Mais je ne puis croire que ceux-ci aient raison
Car enfin, Seigneur,
celui qui ferme son âme à l'appel du divin immanent
de quelle substance nourrira-t-il les méthodes par où il prétend soutenir sa prière ?
De même qu'il y a qu'une seule Matière
créée
pour supporter les accroissements successifs de la Conscience dans le Cosmos
De même il n'existe qu'un seul sentiment fondamental
à la base de toutes les mystiques...
à savoir
L'Amour inné de la personne humaine étendu à tout l'Univers
Cette passion comme toute force naturelle est
susceptible dans ses développements
d'arrêts, de perversions, de déviations...
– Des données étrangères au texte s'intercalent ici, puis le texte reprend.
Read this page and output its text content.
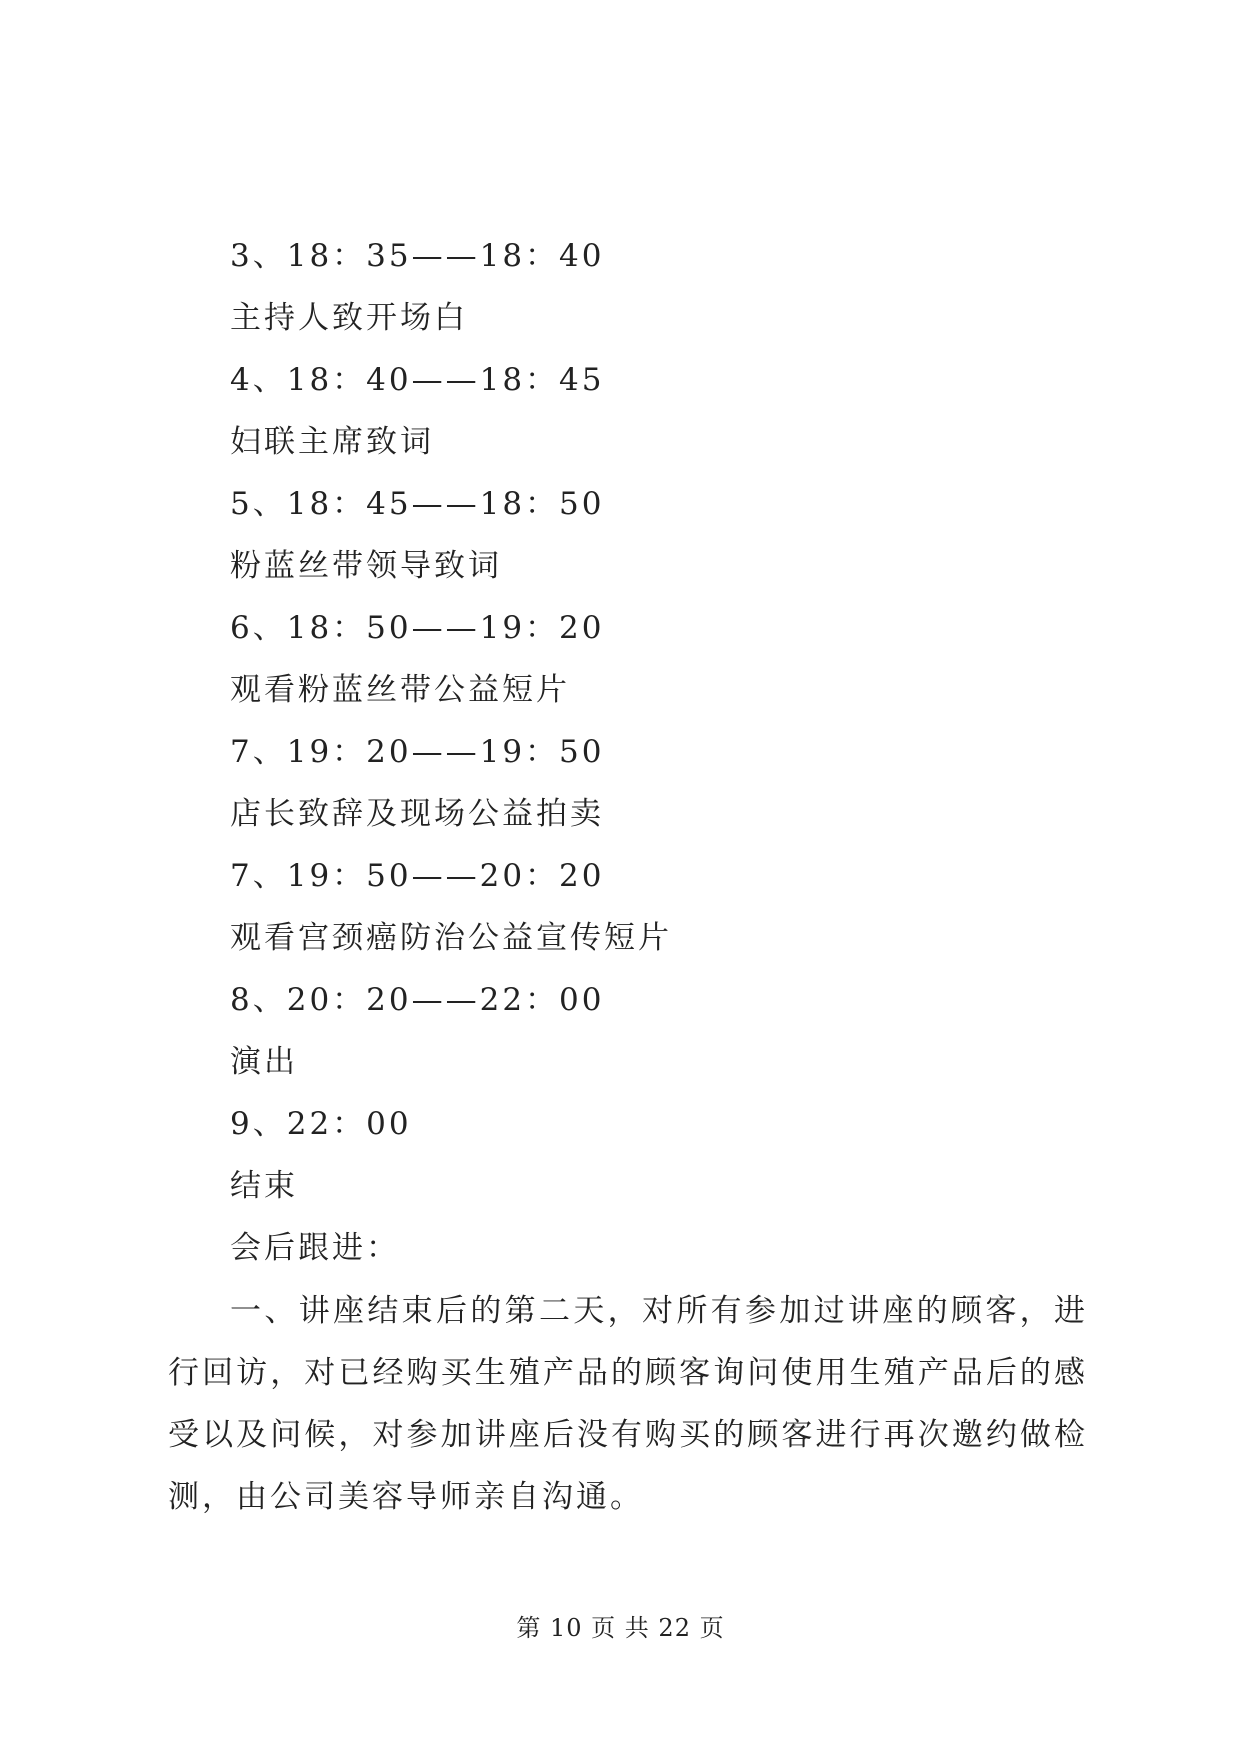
3、18：35——18：40
主持人致开场白
4、18：40——18：45
妇联主席致词
5、18：45——18：50
粉蓝丝带领导致词
6、18：50——19：20
观看粉蓝丝带公益短片
7、19：20——19：50
店长致辞及现场公益拍卖
7、19：50——20：20
观看宫颈癌防治公益宣传短片
8、20：20——22：00
演出
9、22：00
结束
会后跟进：
一、讲座结束后的第二天，对所有参加过讲座的顾客，进行回访，对已经购买生殖产品的顾客询问使用生殖产品后的感受以及问候，对参加讲座后没有购买的顾客进行再次邀约做检测，由公司美容导师亲自沟通。
第 10 页 共 22 页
Elle peut s'évaporer en vaine poésie...
s'égarer en mystique naturaliste...
se dégrader en panthéisme païen...
Il reste qu'elle est seule jaillissante,seule primitive dans le coeur humain
Si donc quelqu'un veut élever en soi, pour
Dieu
l'édifice d'un amour sublime
il doit avant tout se sensibiliser
il doit nourrir soigneusement en lui-même
par le commerce prudent mais assidu des réalités les plus émouvantes
le sentiment, la vision, le goût de l'Omniprésence dont se nimbent toutes choses dans la
Nature
Sous cette seule étoffe
palpable, Seigneur
Vous nous apparaissez
et Vous nous ravissez
et Vous révélez peu à peu les merveilles de Votre existence parmi nous
...Les êtres m'enveloppent par myriades
J'aime à sentir le frôlement continu de leur infini contact
Et à me perdre dans leur essaim illimité...
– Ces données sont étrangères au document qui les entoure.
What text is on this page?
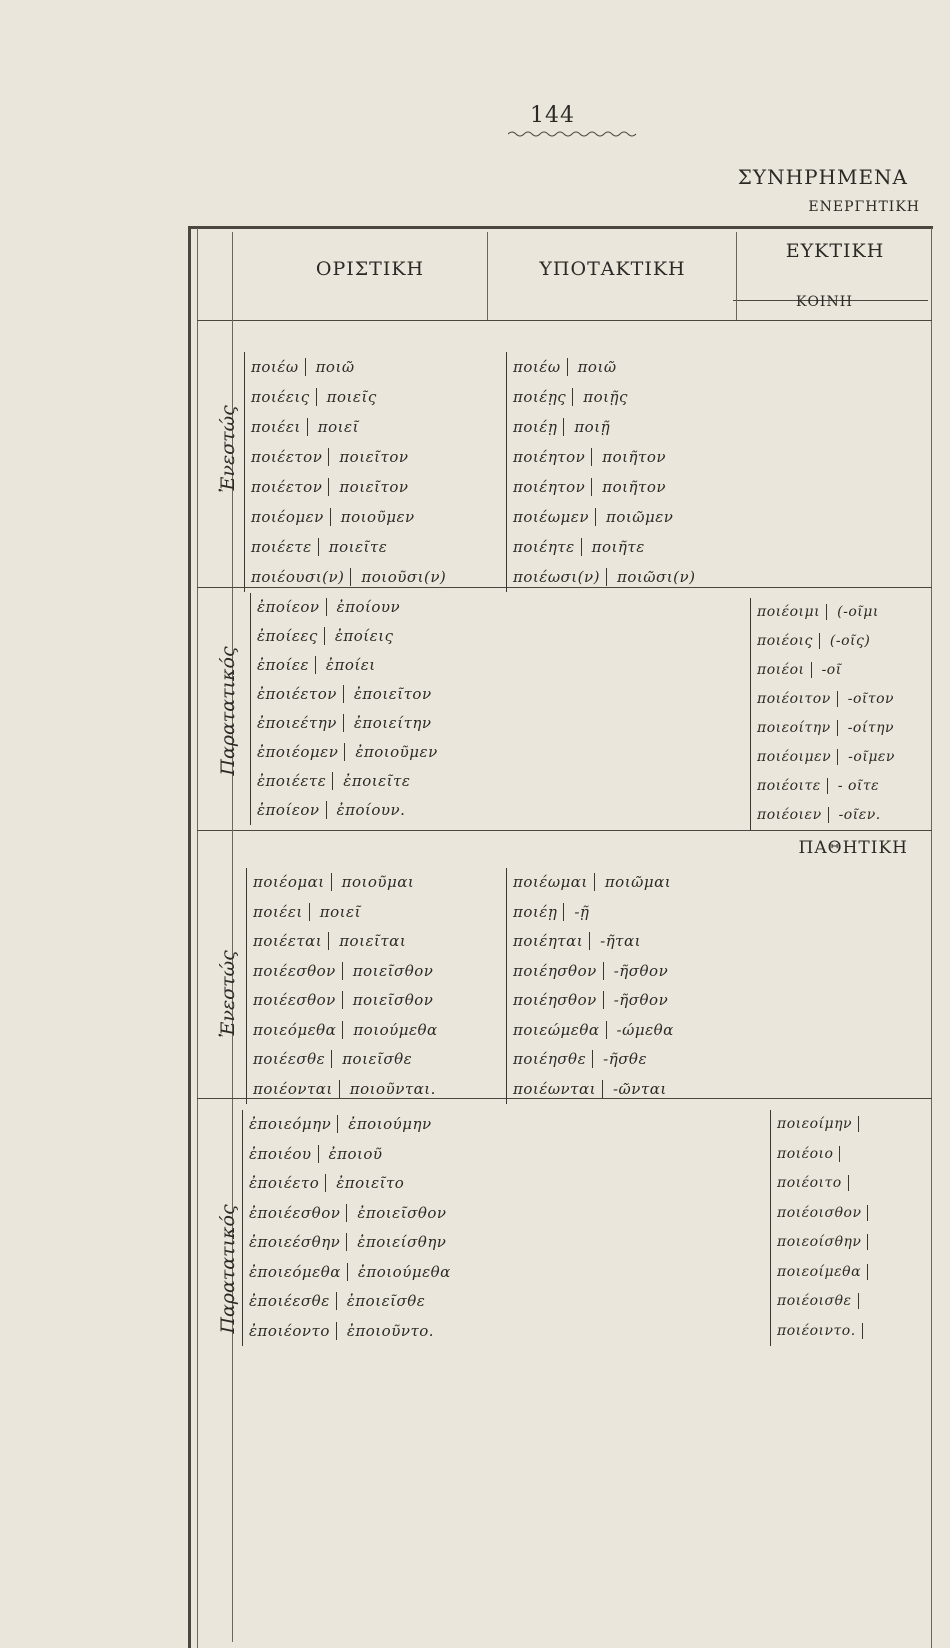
144
ΣΥΝΗΡΗΜΕΝΑ
ΕΝΕΡΓΗΤΙΚΗ
ΟΡΙΣΤΙΚΗ	ΥΠΟΤΑΚΤΙΚΗ
ΕΥΚΤΙΚΗ
ΚΟΙΝΗ
Ἐνεστώς
Παρατατικός
Ἐνεστώς
Παρατατικός
ΠΑΘΗΤΙΚΗ
ποιέω ποιῶ
ποιέεις ποιεῖς
ποιέει ποιεῖ
ποιέετον ποιεῖτον
ποιέετον ποιεῖτον
ποιέομεν ποιοῦμεν
ποιέετε ποιεῖτε
ποιέουσι(ν) ποιοῦσι(ν)
ποιέω ποιῶ
ποιέῃς ποιῇς
ποιέῃ ποιῇ
ποιέητον ποιῆτον
ποιέητον ποιῆτον
ποιέωμεν ποιῶμεν
ποιέητε ποιῆτε
ποιέωσι(ν) ποιῶσι(ν)
ἐποίεον ἐποίουν
ἐποίεες ἐποίεις
ἐποίεε ἐποίει
ἐποιέετον ἐποιεῖτον
ἐποιεέτην ἐποιείτην
ἐποιέομεν ἐποιοῦμεν
ἐποιέετε ἐποιεῖτε
ἐποίεον ἐποίουν.
ποιέοιμι (-οῖμι
ποιέοις (-οῖς)
ποιέοι -οῖ
ποιέοιτον -οῖτον
ποιεοίτην -οίτην
ποιέοιμεν -οῖμεν
ποιέοιτε - οῖτε
ποιέοιεν -οῖεν.
ποιέομαι ποιοῦμαι
ποιέει ποιεῖ
ποιέεται ποιεῖται
ποιέεσθον ποιεῖσθον
ποιέεσθον ποιεῖσθον
ποιεόμεθα ποιούμεθα
ποιέεσθε ποιεῖσθε
ποιέονται ποιοῦνται.
ποιέωμαι ποιῶμαι
ποιέῃ -ῇ
ποιέηται -ῆται
ποιέησθον -ῆσθον
ποιέησθον -ῆσθον
ποιεώμεθα -ώμεθα
ποιέησθε -ῆσθε
ποιέωνται -ῶνται
ἐποιεόμην ἐποιούμην
ἐποιέου ἐποιοῦ
ἐποιέετο ἐποιεῖτο
ἐποιέεσθον ἐποιεῖσθον
ἐποιεέσθην ἐποιείσθην
ἐποιεόμεθα ἐποιούμεθα
ἐποιέεσθε ἐποιεῖσθε
ἐποιέοντο ἐποιοῦντο.
ποιεοίμην
ποιέοιο
ποιέοιτο
ποιέοισθον
ποιεοίσθην
ποιεοίμεθα
ποιέοισθε
ποιέοιντο.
Leur troupe, naguère me semblait incohérente
et importune
Les atomes de ce Monde paraissent à l'expérience vulgaires, froids et étrangers
Ils heurtent, ils piquent, ils zigzaguent, ils fatiguent
Comme une nuée ils obscurcissent la vie
J'ai connu moi aussi
la sensation d'être étouffé par leur poussière
La multitude des êtres est une
grande peine...
La Vision de la Présence m'en a délivré...
Au contact d'un objet particulièrement aimé
quelque chose a passé
comme un rayon, dans le nuage sombre
Une goutte hyaline s'est répandue dans la
poudre opaque
et tout est devenu non seulement chaud et diaphane
mais transparent
Tout a formé une seule masse limpide où la
séparation des choses n'était plus visible
Il fait clair partout !
Cependant la Transparence m'a gagné à mon
tour
Elle m'a pénétré
Elle est descendue au plus profond de moi
Là où je croyais qu'il n'y avait plus rien
Sur son chemin elle a fondu dans son eau
mystérieuse
la pluralité et les ténèbres de mon être
Et j'ai éprouvé un soulagement incroyable
à sentir qu'il y avait là un Autre
et par Celui-là toutes choses au fond de moi
Il me semble me mouvoir maintenant
dans une homogéneité impalpable
faite d'innombrables présences fusionnées entre elles
De chacune de ces présences
j'éprouve la variété et les attraits divers...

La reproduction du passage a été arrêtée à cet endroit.